A forum of 70 international retailers and brands has agreed to inspect all garment factories in Bangladesh in nine months to ensure fire and building safety. The signatories which include names such as H&M, Carrefour, Marks & Spencer and PVH, the parent company of Calvin Klein and Tommy Hilfiger, have agreed to provide funds for renovation of any factory if the inspection teams find it risky. The teams with local and international experts will focus on fire exit and evacuation along flaws in the structure of a factory building. According to the plan, an emergency protocol will ensure quick action to protect workers at any factory which imposes immediate threat to life and limb. The signatory company will be notified immediately and the factory owner will be told to stop production until further investigation or repairs.
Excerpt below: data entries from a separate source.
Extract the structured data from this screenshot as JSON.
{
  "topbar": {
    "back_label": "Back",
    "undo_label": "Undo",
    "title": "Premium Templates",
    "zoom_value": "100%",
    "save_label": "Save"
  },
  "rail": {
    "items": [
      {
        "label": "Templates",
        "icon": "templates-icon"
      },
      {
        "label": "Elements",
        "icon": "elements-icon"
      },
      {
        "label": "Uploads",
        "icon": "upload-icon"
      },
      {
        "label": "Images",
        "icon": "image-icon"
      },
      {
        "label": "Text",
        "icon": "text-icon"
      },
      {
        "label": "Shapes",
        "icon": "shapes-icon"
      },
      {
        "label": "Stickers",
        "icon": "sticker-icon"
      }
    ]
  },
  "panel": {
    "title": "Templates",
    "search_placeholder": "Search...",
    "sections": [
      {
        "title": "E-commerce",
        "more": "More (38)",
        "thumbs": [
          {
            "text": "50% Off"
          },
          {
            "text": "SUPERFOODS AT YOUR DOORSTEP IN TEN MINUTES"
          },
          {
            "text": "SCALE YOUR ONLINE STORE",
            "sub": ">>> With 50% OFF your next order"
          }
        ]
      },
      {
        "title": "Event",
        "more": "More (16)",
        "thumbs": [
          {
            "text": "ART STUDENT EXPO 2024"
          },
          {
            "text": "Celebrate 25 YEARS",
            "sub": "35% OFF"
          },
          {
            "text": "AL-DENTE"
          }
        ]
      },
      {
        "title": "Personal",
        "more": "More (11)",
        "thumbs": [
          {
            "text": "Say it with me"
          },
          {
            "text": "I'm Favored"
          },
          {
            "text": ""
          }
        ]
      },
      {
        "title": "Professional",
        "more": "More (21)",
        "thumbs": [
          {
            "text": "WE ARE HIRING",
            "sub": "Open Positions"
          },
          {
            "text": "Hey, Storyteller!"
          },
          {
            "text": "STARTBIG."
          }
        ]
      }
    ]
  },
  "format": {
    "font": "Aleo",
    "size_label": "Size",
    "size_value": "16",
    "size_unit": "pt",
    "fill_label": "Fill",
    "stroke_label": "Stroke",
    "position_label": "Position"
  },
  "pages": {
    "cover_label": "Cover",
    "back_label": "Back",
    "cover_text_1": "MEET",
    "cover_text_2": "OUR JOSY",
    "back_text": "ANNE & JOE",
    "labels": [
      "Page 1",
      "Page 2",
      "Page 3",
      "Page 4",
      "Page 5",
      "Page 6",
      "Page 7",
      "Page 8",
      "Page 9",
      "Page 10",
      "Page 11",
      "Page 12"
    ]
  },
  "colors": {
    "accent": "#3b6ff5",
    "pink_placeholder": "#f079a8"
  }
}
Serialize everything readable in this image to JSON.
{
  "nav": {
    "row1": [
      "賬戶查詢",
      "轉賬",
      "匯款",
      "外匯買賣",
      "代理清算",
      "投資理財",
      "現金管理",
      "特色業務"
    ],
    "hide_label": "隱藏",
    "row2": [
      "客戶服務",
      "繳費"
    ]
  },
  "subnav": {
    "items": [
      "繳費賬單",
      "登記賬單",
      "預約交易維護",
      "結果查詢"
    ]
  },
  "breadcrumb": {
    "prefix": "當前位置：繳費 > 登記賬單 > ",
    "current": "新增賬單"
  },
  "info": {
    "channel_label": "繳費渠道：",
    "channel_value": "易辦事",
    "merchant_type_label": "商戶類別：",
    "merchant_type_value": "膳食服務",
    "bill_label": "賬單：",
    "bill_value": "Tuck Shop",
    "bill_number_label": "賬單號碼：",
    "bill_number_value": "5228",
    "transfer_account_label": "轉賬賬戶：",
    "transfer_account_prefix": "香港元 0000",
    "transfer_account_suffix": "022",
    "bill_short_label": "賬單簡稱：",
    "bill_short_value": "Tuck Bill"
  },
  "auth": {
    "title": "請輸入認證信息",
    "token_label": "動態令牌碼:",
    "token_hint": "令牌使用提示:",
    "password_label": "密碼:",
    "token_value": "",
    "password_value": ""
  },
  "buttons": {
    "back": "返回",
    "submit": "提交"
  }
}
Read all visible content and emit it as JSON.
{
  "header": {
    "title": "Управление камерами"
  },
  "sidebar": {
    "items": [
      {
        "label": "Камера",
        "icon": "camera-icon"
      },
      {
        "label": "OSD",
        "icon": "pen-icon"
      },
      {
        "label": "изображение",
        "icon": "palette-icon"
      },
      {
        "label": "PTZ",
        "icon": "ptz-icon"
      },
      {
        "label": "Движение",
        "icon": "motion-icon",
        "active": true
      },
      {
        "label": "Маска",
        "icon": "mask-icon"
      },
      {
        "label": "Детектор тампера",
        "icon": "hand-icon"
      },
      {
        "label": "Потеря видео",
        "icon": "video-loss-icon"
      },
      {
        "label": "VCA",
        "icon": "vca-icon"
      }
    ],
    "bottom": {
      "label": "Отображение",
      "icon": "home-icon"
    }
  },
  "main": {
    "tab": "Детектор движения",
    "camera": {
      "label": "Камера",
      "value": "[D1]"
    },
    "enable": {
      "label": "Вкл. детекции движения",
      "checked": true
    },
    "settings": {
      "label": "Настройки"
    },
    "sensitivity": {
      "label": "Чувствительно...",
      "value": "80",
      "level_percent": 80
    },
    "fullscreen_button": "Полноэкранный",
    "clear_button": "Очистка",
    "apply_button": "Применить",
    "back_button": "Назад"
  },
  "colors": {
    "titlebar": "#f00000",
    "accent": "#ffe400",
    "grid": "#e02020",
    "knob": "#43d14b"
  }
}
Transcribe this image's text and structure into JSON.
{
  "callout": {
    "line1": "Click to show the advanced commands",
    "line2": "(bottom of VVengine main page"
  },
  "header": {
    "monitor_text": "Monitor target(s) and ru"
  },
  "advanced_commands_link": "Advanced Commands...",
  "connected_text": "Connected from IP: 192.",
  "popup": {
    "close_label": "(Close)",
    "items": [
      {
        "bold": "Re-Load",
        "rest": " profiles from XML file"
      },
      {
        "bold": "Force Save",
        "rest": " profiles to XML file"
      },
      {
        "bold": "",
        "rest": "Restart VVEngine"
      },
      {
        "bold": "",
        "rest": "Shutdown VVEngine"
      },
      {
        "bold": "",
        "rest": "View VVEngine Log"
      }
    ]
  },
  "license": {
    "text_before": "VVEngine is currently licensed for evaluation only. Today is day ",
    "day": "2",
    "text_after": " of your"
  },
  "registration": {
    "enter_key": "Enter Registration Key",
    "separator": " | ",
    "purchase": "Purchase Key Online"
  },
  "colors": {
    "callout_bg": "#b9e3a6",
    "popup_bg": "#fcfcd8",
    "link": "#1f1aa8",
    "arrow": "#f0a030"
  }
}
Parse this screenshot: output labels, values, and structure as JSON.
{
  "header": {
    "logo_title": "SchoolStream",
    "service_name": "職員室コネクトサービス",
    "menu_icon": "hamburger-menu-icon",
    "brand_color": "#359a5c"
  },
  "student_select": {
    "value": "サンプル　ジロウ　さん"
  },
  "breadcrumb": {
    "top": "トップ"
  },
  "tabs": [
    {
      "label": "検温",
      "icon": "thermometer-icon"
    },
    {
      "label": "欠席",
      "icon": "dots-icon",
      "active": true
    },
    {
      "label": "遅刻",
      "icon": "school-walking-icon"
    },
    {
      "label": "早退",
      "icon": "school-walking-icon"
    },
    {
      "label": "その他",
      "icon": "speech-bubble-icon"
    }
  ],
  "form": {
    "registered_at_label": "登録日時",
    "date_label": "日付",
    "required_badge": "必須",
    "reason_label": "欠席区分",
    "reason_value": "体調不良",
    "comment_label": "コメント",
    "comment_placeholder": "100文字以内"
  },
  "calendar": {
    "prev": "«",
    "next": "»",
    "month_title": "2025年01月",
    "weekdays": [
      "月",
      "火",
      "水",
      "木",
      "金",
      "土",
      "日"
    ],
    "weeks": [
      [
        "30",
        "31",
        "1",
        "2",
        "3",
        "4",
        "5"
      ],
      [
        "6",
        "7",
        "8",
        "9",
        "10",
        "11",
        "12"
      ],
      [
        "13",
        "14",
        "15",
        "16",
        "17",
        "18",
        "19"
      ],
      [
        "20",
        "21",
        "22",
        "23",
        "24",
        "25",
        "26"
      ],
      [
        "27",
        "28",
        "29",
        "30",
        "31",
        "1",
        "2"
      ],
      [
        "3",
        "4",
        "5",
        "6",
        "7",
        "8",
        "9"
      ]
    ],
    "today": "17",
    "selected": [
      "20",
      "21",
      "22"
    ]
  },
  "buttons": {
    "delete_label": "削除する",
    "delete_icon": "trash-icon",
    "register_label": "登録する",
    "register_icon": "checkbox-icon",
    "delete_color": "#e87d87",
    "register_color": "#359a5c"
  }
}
Biggest solar power plant on BBS rooftop (The Daily Star, July 7, 2013)

The government has installed the biggest solar power plant on the rooftop of the Bangladesh Bureau of Statistics (BBS) building in Dhaka. The 11-storey building requires around 500 kwp (kilowatt peak) electricity a day to run its functions out of which, around 200 kwp will come from the solar plant, according to the director general of the BBS. The plant has the generation capacity equivalent to lighting up 5,000 bulbs of 40 watts, will meet a significant portion of the building’s demand for electricity. The cost of installing the plant is more than Tk 2.93 crore but will save around Tk 2 lakh in monthly electricity bills.

Jute yarn exports see tough time in FY13 for Eurozone crisis (Dhaka Tribune, July 6, 2013)

Despite an increase in the prices of jute yarn and its manufacturing cost in the fiscal 2012-13, the country’s jute yarn exporters are facing losses as the international prices keep falling due to the Eurozone crisis and unrest in the Middle East. Export Promotion Bureau (EPB) data show the export earnings from jute yarn remained Tk 3,720 crore ($465m) as the previous fiscal year. The industry insiders, however, noted that the figure looks high due to an increased export tao India and China at low prices.

Existing labour law better than the proposed draft (The Daily Star, July 5, 2013)

The proposed amendment to the labour law still has some provisions that go against the garment workers’ interests, experts said. A senior legal counselor of the American Centre for International Labour Solidarity (ACILS) said that the existing law was in fact more labour friendly as it does not ask to terminate workers for “arson, vandalism and obstruction to work”.  The revision has also curtailed the service benefits, especially of the garment workers, as factory owners would be able to dismiss workers for any misconduct, he said. These points were discussed at a seminar titled “Creating better environment for garments workers and improving working conditions in the readymade garment sector: reforming the labour law” which was recently organised in the capital by the National Human Rights Commission.

 

GSP suspension may hit FDI flow further: Moody's (The Financial Express, July 5, 2013)

The United States’ move to suspend trade benefits may dampen broader investment flows to Bangladesh, eventually posing risks to its external position, said Moody’s. According to the rating agency, while the direct effect on Bangladesh’s exports to the US would likely be very limited, the move may have negative signaling effects, since it could further deter investors who are already faced with the frequent occurrence of strikes and uncertainty over the future labour environment. On June 27, the US suspended Bangladesh from eligibility for trade benefits under the generalised system of preferences (GSP) programme, due to the country’s insufficient progress towards reforms on worker rights and safety standards.